Vivado Design Suite User Guide: Dynamic Function eXchange (UG909)

Document ID
UG909
Release Date
2023-05-24
Version
2023.1 English

Error detection and recovery of partial BIT files have unique requirements compared to loading a full BIT file. If an error is detected in a full BIT file when it is being loaded into an FPGA, the FPGA never enters user mode. The error is detected after the corrupt design has been loaded into configuration memory, and specific signals are asserted to indicate an error condition. Because the FPGA never enters user mode, the corrupt design never becomes active. You must determine the system behavior for recovering from a configuration error such as downloading a different BIT file if the error condition is detected.

When you download partial BIT files, you cannot use this methodology for error detection and recovery. The FPGA is by definition already in user mode when the partial BIT file is loaded. Because the configuration circuitry supports error detection only after a BIT file has been loaded, a corrupt partial BIT file can become active, potentially damaging the FPGA if left operating for an extended period of time.

If a CRC error is detected during a partial reconfiguration, it asserts the INIT_B pin of the FPGA (INIT_B goes Low to indicate a CRC error). In UltraScale devices, this behavior is echoed on the PRERROR output pin of the ICAP. It is important to note that if a system monitors INIT_B for CRC errors during the initial configuration, a CRC error during a partial reconfiguration might trigger the same response. To detect the presence of a CRC error from within the FPGA, the CRC status can be monitored through the ICAP block. The Status Register (STAT) indicates that the partial BIT file has a CRC error, by asserting the CRC_ERROR flag (bit 0).

There are two types of partial BIT file errors to consider: data errors and address errors (the partial BIT file is essentially address and data information). Given that static routes are free to pass through reconfigurable regions, both types of errors can corrupt the static design, although the likelihood is very small. The only method for completely safe recovery is to download a new full BIT file to ensure the state of the static logic, which requires the entire FPGA to be reset.

Many systems do not need a complex recovery mechanism because resetting the entire FPGA is not critical, or the partial BIT file is stored locally. In that case, the chance of BIT file corruption is not appreciable. Systems in which the BIT files are at risk of becoming corrupted (such as sending the partial BIT file over a radio link) should use a dedicated silicon feature that avoids the problem.

The configuration engines of all AMD devices from 7 series through Versal devices, have the ability to perform a frame-by-frame CRC check and do not load a frame into the configuration memory if that CRC check fails. A failure is reported on the INIT_B pin (it is pulled Low) and gives you the opportunity to take the next steps: retry the partial bit file, fall back to a golden partial bit file, etc.
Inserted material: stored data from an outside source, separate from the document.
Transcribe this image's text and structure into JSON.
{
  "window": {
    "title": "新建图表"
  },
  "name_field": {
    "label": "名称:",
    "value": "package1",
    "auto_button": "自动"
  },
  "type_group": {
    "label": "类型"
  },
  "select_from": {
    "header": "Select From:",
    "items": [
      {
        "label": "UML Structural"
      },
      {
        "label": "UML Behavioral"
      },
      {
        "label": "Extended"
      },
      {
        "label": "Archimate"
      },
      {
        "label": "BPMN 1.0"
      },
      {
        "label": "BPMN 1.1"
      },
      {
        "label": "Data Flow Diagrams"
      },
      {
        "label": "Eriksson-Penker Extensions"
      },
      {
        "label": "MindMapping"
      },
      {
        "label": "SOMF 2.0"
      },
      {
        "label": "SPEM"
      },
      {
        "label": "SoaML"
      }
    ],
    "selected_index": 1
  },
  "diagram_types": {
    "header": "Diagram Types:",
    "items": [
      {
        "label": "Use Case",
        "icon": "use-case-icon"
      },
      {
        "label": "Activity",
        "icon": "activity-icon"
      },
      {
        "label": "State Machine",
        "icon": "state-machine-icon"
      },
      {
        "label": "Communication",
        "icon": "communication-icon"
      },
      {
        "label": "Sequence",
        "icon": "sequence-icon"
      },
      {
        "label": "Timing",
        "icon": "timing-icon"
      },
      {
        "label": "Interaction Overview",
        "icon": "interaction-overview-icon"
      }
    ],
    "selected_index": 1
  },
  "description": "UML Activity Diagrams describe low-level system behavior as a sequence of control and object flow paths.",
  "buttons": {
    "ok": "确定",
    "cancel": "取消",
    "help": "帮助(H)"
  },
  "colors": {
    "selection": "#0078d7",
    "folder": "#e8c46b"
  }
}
The partially loaded reconfiguration region does not have valid programming in it, but the CRC check ensures the remainder of the device (static region and any other RMs) stays operational while the system recovers from the error.
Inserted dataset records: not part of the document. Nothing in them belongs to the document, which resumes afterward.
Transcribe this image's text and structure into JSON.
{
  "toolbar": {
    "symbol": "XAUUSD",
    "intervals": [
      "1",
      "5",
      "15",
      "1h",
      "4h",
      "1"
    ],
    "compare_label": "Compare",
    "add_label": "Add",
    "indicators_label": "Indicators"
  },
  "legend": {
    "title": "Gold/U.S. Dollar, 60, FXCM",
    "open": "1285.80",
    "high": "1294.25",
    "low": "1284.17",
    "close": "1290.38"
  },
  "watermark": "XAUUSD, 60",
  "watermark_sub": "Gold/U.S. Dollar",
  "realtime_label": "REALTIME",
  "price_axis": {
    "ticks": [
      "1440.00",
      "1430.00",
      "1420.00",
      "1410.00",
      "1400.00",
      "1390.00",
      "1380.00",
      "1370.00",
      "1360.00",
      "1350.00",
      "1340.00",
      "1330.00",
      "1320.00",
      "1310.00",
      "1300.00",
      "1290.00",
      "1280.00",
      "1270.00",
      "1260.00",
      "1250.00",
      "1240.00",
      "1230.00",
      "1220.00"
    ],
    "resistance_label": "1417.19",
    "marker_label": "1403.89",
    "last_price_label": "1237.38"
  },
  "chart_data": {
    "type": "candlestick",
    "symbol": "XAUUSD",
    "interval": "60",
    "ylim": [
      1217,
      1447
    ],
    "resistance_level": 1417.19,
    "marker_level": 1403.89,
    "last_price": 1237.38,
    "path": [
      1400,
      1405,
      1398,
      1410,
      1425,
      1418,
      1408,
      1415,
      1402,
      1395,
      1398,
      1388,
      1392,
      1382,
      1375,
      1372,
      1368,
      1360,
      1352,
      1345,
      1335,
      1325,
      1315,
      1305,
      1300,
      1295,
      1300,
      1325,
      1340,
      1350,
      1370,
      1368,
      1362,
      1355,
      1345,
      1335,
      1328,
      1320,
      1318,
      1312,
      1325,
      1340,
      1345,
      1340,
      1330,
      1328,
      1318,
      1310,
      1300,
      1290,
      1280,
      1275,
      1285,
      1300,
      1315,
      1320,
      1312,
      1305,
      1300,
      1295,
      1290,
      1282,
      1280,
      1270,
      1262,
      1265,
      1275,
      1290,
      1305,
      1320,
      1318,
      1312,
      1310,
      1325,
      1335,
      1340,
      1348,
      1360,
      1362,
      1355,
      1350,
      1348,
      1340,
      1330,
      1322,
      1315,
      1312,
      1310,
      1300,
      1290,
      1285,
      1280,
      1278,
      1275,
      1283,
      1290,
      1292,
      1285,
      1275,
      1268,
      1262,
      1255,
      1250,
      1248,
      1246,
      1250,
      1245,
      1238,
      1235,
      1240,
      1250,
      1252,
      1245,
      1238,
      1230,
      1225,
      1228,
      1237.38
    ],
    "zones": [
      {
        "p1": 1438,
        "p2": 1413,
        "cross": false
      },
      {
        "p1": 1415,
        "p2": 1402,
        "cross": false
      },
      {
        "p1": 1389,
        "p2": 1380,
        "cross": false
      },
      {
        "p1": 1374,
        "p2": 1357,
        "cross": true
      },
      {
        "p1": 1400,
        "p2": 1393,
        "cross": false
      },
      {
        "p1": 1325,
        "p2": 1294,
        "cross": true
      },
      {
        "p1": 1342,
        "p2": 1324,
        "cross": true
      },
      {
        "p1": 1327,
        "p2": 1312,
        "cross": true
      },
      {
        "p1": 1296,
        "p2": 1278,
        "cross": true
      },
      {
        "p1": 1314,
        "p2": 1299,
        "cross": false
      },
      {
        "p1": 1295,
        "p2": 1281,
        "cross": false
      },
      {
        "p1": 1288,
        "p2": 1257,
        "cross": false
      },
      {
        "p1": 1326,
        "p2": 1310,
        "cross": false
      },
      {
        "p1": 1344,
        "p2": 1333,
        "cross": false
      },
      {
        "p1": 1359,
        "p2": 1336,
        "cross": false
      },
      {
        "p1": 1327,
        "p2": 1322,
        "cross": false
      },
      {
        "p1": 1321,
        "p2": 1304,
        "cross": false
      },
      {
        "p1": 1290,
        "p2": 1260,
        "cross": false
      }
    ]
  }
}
To enable this feature for these devices, set the PerFrameCRC property prior to running write_bitstream. The default is No, and Yes inserts the extra CRC checks. The size of an uncompressed bit file increases four to five percent with this option enabled. Note that this feature is not compatible with bitstream compression. No other specific design considerations are necessary to select this option, but your partial reconfiguration controller solution should be designed to choose the course of action should the INIT_B pin indicate a failure has occurred.

The syntax for setting the PerFrameCRC property is:

set_property bitstream.general.perFrameCRC yes [current_design]

This property inserts per-frame CRC checks in all bitstreams created from the current checkpoint, not just partial bitstreams. Full device bitstreams for the initial configuration of the device would also contain the extra CRC checks.

After a partial bit file has been loaded (with or without the per-frame CRC checks), the overall configuration of the device has changed. If the POST_CRC feature for SEU mitigation is enabled, the SEU mitigation engine automatically recalculates the embedded SEU CRC value after the partial bitstream has been loaded and after you have de-synced the configuration interface. Upon completion of the CRC recalibration, the FRAME_ECCE2 FRAME_VALID output toggles again to indicate that SEU detection has resumed.